Vragen van de leden Ziengs (VVD), Gesthuizen (SP), Agnes Mulder (CDA) en Verhoeven (D66) aan de Minister van Onderwijs, Cultuur en Wetenschap over de aanbesteding van boekscanners en de digitalisering van rijksarchieven door het Nationaal Archief (ingezonden 10 augustus 2015).

Antwoord van Minister Bussemaker (Onderwijs, Cultuur en Wetenschap) (ontvangen 7 september 2015)

Vraag 1

Is het waar dat u in antwoord op eerdere vragen d.d. 21 april 20151 met de tekst «Er is geen sprake van het in bruikleen geven aan de Belastingdienst» verkeerd heeft geantwoord?» Zo nee, hoe kan het dan dat er in het aanbestedingsdocument2 staat dat er sprake is van bruikleen?

Antwoord 1

Zoals ik eerder op 21 april jl. aan u heb geantwoord, is er geen sprake van het in bruikleen geven van de boekscanners aan de Belastingdienst, maar zijn deze na de inkoop eigendom van de Staat.

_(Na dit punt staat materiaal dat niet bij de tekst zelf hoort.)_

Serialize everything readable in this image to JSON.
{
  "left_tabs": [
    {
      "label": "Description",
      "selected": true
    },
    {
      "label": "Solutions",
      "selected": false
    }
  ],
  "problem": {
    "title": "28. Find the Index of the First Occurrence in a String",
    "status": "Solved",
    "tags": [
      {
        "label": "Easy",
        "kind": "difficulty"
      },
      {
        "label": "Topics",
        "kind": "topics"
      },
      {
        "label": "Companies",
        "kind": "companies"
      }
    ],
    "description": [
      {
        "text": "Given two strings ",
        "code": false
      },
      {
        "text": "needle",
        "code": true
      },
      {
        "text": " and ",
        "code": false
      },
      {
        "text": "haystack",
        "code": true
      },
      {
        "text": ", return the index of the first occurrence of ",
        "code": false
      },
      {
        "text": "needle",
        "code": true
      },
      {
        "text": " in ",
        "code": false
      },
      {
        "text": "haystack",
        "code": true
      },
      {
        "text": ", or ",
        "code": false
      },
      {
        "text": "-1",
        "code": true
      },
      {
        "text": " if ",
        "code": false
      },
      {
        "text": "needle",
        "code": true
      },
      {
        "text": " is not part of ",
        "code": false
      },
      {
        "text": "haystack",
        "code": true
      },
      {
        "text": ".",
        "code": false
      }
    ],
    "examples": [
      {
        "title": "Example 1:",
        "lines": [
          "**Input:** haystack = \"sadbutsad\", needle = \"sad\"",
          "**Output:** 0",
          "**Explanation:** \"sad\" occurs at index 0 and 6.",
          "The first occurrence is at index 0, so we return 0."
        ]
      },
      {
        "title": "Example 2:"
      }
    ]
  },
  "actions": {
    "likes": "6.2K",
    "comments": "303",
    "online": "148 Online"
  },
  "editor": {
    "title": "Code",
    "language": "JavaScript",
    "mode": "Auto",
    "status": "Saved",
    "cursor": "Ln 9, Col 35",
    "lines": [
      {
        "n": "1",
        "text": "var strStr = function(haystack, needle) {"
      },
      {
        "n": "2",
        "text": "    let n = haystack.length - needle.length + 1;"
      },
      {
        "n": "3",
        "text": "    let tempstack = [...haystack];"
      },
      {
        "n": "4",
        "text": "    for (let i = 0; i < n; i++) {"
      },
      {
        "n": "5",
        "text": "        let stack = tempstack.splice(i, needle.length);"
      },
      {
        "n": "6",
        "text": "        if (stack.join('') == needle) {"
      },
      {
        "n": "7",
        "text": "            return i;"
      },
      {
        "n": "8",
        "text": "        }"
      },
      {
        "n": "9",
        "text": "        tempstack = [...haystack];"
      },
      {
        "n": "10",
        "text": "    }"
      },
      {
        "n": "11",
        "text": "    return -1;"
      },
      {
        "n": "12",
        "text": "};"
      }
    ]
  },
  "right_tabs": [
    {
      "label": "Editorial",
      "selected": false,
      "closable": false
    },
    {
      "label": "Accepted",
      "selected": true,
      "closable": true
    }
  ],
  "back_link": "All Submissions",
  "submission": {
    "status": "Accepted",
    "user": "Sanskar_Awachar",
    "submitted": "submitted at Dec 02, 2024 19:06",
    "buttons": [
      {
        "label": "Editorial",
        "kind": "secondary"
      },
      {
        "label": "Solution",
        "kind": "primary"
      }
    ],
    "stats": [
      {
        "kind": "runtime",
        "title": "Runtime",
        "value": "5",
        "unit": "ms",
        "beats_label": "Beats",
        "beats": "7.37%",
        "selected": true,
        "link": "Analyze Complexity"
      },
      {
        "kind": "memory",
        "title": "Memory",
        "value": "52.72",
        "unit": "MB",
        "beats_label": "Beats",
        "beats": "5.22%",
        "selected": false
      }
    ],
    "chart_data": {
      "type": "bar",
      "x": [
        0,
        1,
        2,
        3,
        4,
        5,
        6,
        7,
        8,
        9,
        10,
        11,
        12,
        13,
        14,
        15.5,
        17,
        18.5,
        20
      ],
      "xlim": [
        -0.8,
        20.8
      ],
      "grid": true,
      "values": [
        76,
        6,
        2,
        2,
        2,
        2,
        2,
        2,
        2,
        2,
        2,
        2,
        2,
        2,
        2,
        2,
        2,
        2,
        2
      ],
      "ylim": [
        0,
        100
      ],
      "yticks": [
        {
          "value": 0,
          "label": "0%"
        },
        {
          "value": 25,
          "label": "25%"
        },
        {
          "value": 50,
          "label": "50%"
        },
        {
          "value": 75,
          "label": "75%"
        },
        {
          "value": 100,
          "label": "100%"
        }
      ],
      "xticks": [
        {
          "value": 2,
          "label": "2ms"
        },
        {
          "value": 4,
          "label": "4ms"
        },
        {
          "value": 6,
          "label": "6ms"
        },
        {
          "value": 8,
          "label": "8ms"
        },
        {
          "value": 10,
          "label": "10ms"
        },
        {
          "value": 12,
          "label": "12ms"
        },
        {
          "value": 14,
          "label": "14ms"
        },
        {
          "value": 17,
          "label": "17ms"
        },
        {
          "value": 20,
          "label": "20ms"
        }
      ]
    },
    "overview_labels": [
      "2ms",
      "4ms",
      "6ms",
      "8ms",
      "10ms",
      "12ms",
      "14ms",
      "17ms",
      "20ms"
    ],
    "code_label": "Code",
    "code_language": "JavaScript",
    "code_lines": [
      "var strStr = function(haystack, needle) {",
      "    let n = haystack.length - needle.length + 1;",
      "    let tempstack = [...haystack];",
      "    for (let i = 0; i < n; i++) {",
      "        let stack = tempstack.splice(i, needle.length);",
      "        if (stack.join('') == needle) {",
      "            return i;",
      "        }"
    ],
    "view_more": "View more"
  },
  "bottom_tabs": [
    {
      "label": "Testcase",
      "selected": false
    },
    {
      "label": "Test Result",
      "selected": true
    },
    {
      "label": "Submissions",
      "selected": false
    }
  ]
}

De formulering in het aanbestedingsdocument d.d. 21-10-2014 is op dit punt helaas ongelukkig.

Vraag 2

Verschillen u en de Commissie van Aanbestedingsexperts nog steeds van mening over de regels die gelden wanneer de Staat inkoopt op de markt, en over de voorwaarden waarop de Staat als rechtspersoon binnen zijn eigen organisatie werkzaamheden kan laten uitvoeren? Zo ja, wat betekent dit verschil van mening over de bruikbaarheid van de aanbestedingsregelgeving? Vindt u het wenselijk dat regelgeving voor meerdere interpretaties vatbaar is?

Antwoord 2

Er is geen verschil van mening dat de aanbestedingsregels van toepassing zijn, wanneer de Staat inkoopt op de markt. Het gaat in deze zaak om de vraag of de Staat als rechtspersoon binnen de eigen organisatie werkzaamheden kan laten uitvoeren zonder dat de aanbestedingsregels daarop van toepassing zijn.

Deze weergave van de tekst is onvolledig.